Ela tinha uma mania incontrolável de dizer que me amava e aquilo foi me irritando dia após dia ao longo desses anos até que um dia gritei com ela:

- Que droga!!! É mesmo necessário que você diga isso a cada 3 frases ditas?

- Eu sei que sou uma idiota, mas eu nunca vou saber qual vai ser a última vez que vou estar te falando isso então aproveito todas as oportunidades.

- E por que você não aproveita todas as oportunidades de calar a boca?

Com os olhos marejados ela disse “eu te amo” e saiu. Sem me dizer para onde ia ou a que a horas voltava, simplesmente saiu.

De repente me vi sozinho naquele apartamento, depois de tanto tempo era só eu e a mobília. Ela havia acabado de sair e eu já estava morrendo de saudades do cheiro de flores que tinha o cabelo dela. Estava com saudades dos cuidados dela, de como ela se importava comigo e com os meus sentimentos, eu sentia um imenso vazio. Eu nunca disse que a amava. Quando me dei conta disso saí correndo. Escolhi uma direção e continuei seguindo, quando virei á esquina vi um grande tumulto. Os motoristas com seus carros parados naquele trânsito buzinavam inquietos e o número de pedestres estava cada vez maior. Todos se aglomeravam em torno de um acidente que acabara de acontecer. Fui até lá com a esperança de encontra-la no meio das pessoas e lá estava ela.

Um carro em alta velocidade havia ultrapassado o farol vermelho e atropelado alguém.

Entre lágrimas eu gritava desesperado “eu te amo!”, mas ela já não podia mais me ouvir.

Deitada no meio da rua, com os olhos fechados, ela já não podia mais respirar. Os para-médicos que ali se encontravam davam o máximo para revive-la, em vão.

- Ela carregava isso. Disse uma senhora me entregando uma bolsa.

Ao abrir a bolsa encontrei um cartão que dizia “espero que esteja mais calmo, calmo o suficiente para ouvir mais uma vez que eu te amo e para entender que precisa de muito mais que isso para me convencer a ir embora.”.
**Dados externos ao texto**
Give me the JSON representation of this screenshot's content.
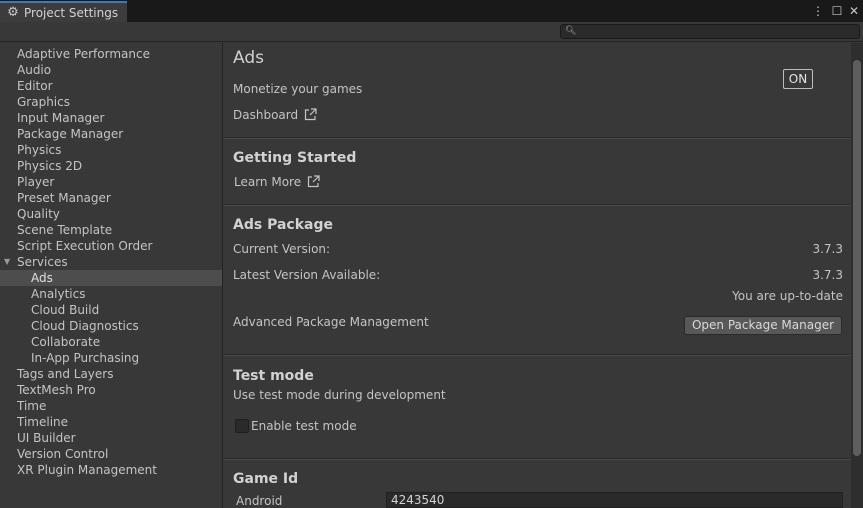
{
  "window": {
    "tab_title": "Project Settings",
    "tab_icon": "gear-icon",
    "menu_glyph": "⋮",
    "maximize_glyph": "☐",
    "close_glyph": "✕"
  },
  "search": {
    "placeholder": "",
    "value": ""
  },
  "sidebar": {
    "items": [
      {
        "label": "Adaptive Performance"
      },
      {
        "label": "Audio"
      },
      {
        "label": "Editor"
      },
      {
        "label": "Graphics"
      },
      {
        "label": "Input Manager"
      },
      {
        "label": "Package Manager"
      },
      {
        "label": "Physics"
      },
      {
        "label": "Physics 2D"
      },
      {
        "label": "Player"
      },
      {
        "label": "Preset Manager"
      },
      {
        "label": "Quality"
      },
      {
        "label": "Scene Template"
      },
      {
        "label": "Script Execution Order"
      },
      {
        "label": "Services",
        "expanded": true
      },
      {
        "label": "Ads",
        "selected": true
      },
      {
        "label": "Analytics"
      },
      {
        "label": "Cloud Build"
      },
      {
        "label": "Cloud Diagnostics"
      },
      {
        "label": "Collaborate"
      },
      {
        "label": "In-App Purchasing"
      },
      {
        "label": "Tags and Layers"
      },
      {
        "label": "TextMesh Pro"
      },
      {
        "label": "Time"
      },
      {
        "label": "Timeline"
      },
      {
        "label": "UI Builder"
      },
      {
        "label": "Version Control"
      },
      {
        "label": "XR Plugin Management"
      }
    ]
  },
  "ads": {
    "title": "Ads",
    "subtitle": "Monetize your games",
    "toggle_label": "ON",
    "dashboard_link": "Dashboard"
  },
  "getting_started": {
    "title": "Getting Started",
    "learn_more_link": "Learn More"
  },
  "ads_package": {
    "title": "Ads Package",
    "current_version_label": "Current Version:",
    "current_version_value": "3.7.3",
    "latest_version_label": "Latest Version Available:",
    "latest_version_value": "3.7.3",
    "status": "You are up-to-date",
    "advanced_label": "Advanced Package Management",
    "open_pm_button": "Open Package Manager"
  },
  "test_mode": {
    "title": "Test mode",
    "description": "Use test mode during development",
    "checkbox_label": "Enable test mode",
    "checked": false
  },
  "game_id": {
    "title": "Game Id",
    "android_label": "Android",
    "android_value": "4243540"
  },
  "colors": {
    "background": "#383838",
    "titlebar": "#191919",
    "tab_accent": "#3a79bb",
    "selected_row": "#4d4d4d",
    "field": "#2a2a2a"
  }
}
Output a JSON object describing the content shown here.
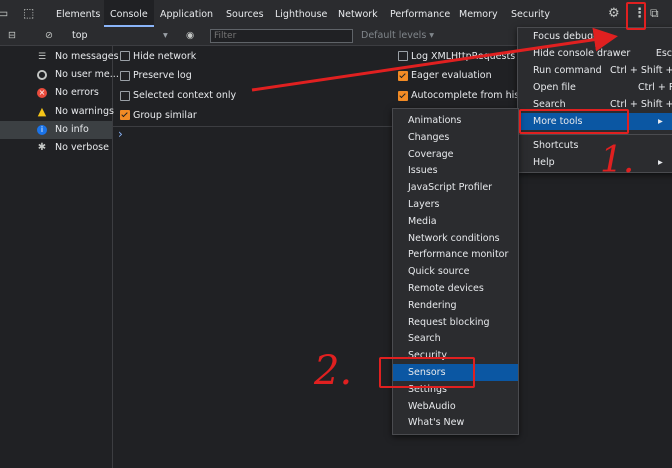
{
  "tabs": [
    {
      "label": "Elements",
      "active": false
    },
    {
      "label": "Console",
      "active": true
    },
    {
      "label": "Application",
      "active": false
    },
    {
      "label": "Sources",
      "active": false
    },
    {
      "label": "Lighthouse",
      "active": false
    },
    {
      "label": "Network",
      "active": false
    },
    {
      "label": "Performance",
      "active": false
    },
    {
      "label": "Memory",
      "active": false
    },
    {
      "label": "Security",
      "active": false
    }
  ],
  "toolbar": {
    "context": "top",
    "filter_placeholder": "Filter",
    "levels_label": "Default levels ▾"
  },
  "sidebar": {
    "items": [
      {
        "label": "No messages",
        "icon": "list-icon"
      },
      {
        "label": "No user me...",
        "icon": "user-icon"
      },
      {
        "label": "No errors",
        "icon": "error-icon"
      },
      {
        "label": "No warnings",
        "icon": "warning-icon"
      },
      {
        "label": "No info",
        "icon": "info-icon",
        "selected": true
      },
      {
        "label": "No verbose",
        "icon": "bug-icon"
      }
    ]
  },
  "settings": {
    "left": [
      {
        "label": "Hide network",
        "checked": false
      },
      {
        "label": "Preserve log",
        "checked": false
      },
      {
        "label": "Selected context only",
        "checked": false
      },
      {
        "label": "Group similar",
        "checked": true
      }
    ],
    "right": [
      {
        "label": "Log XMLHttpRequests",
        "checked": false
      },
      {
        "label": "Eager evaluation",
        "checked": true
      },
      {
        "label": "Autocomplete from history",
        "checked": true
      }
    ]
  },
  "prompt": "›",
  "main_menu": {
    "items": [
      {
        "label": "Focus debuggee",
        "shortcut": ""
      },
      {
        "label": "Hide console drawer",
        "shortcut": "Esc"
      },
      {
        "label": "Run command",
        "shortcut": "Ctrl + Shift + P"
      },
      {
        "label": "Open file",
        "shortcut": "Ctrl + P"
      },
      {
        "label": "Search",
        "shortcut": "Ctrl + Shift + F"
      },
      {
        "label": "More tools",
        "shortcut": "▸"
      },
      {
        "label": "Shortcuts",
        "shortcut": ""
      },
      {
        "label": "Help",
        "shortcut": "▸"
      }
    ]
  },
  "tools_menu": {
    "items": [
      "Animations",
      "Changes",
      "Coverage",
      "Issues",
      "JavaScript Profiler",
      "Layers",
      "Media",
      "Network conditions",
      "Performance monitor",
      "Quick source",
      "Remote devices",
      "Rendering",
      "Request blocking",
      "Search",
      "Security",
      "Sensors",
      "Settings",
      "WebAudio",
      "What's New"
    ],
    "highlighted": "Sensors"
  },
  "annotations": {
    "step1": "1.",
    "step2": "2."
  },
  "colors": {
    "accent": "#8ab4f8",
    "highlight": "#0b57a3",
    "annotation": "#e02020",
    "checkbox": "#f28b25"
  }
}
Eu morri aquele dia e renasci mais fraco. Pensei no dia em que a deixei dormir no sofá quando podia ter chamado ela para dormir comigo. Pensei nas surpresas que ela fazia e eu nunca esboçava um sorriso como agradecimento. Pensei que havia perdido todas as infinitas oportunidades de dizer a única coisa que ela queria ouvir, que talvez eu não tenha percebido antes mas percebo agora que ela não está mais aqui, que eu a amo e vou amar por toda a minha vida.